HEIDI UKKONEN (b. 1980) lives and works in Antwerp, Belgium. She studied at The Royal Academy of Fine Art Antwerp. The paintings by Heidi Ukkonen explores themes of the mundane such as relationships, anguish and suffering . These depictions are represented through playfully deformed animations within the life of modern society. Her works are built using materials such as acrylic, oil paint and spray paint which adds and builds texture to her works. Most of her inspiration derives from her life living in the vibrant city of Antwerp where she has worked since graduating from the Royal Academy of Fine Arts. Her thought process begins towards the end of each day and through trial and error, explosive, colourful and humorous works are brought about. Drawing knowledge and inspiration of the works of Philip Guston, Henri Matisse and Hieronymus Bosch she aims to bring her audience into a world where the usual becomes unusual , where the ugly becomes beautiful and where pain becomes humour.

MAÏA RÉGIS (b. 1995) is based in London, and graduated from an MA Painting at the Royal College of Art in 2019. Resident at Elephant Lab in 2019. Featured in Bloomberg New Contemporaries2017 and 2018.

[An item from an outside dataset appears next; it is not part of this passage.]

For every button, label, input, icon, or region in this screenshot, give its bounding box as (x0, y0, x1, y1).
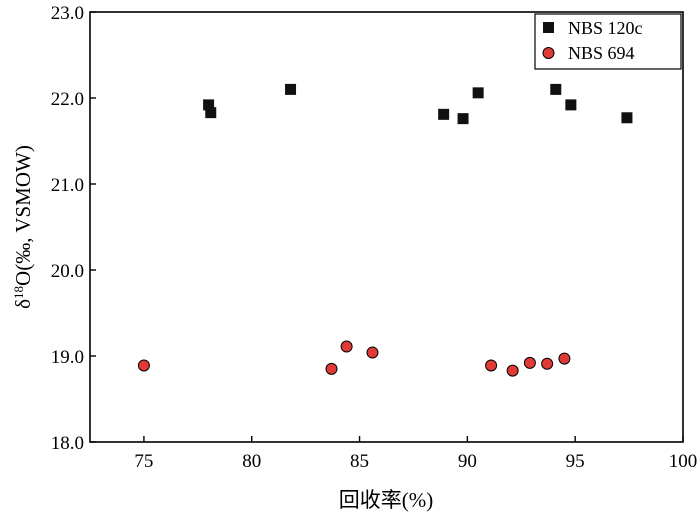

I want to impregnate my paintings with tactile sensations, smells, noises, so as to suggest fragments of stories forming a fictional narrative. In this sense, I pay as much attention to the chosen motifs as on the quality of the surfaces on which I work. Drawings scribbled on a wall, ex-voto, profiles of characters inspired from popular culture… ostensibly figurative subjects are associated with abstract geometric or organic patterns, producing a telescoping effect to complexify its reading. I also want my paintings to have an open, unfinished aspect: drawings in the form of a sketch, saturations or gaps, empty surfaces…
Keeping the freedom to act until the end, I must be able to change almost everything until the last minute. In this sense, a figuration too realistic or too neat would be a limitation for me. I like to navigate in these troubled waters, in a sort of surreal world, where the darkness flirts with flashing brilliance. My work tries to restore this rough and spontaneous world in a pictorial language far from all sophistication and mannerism.”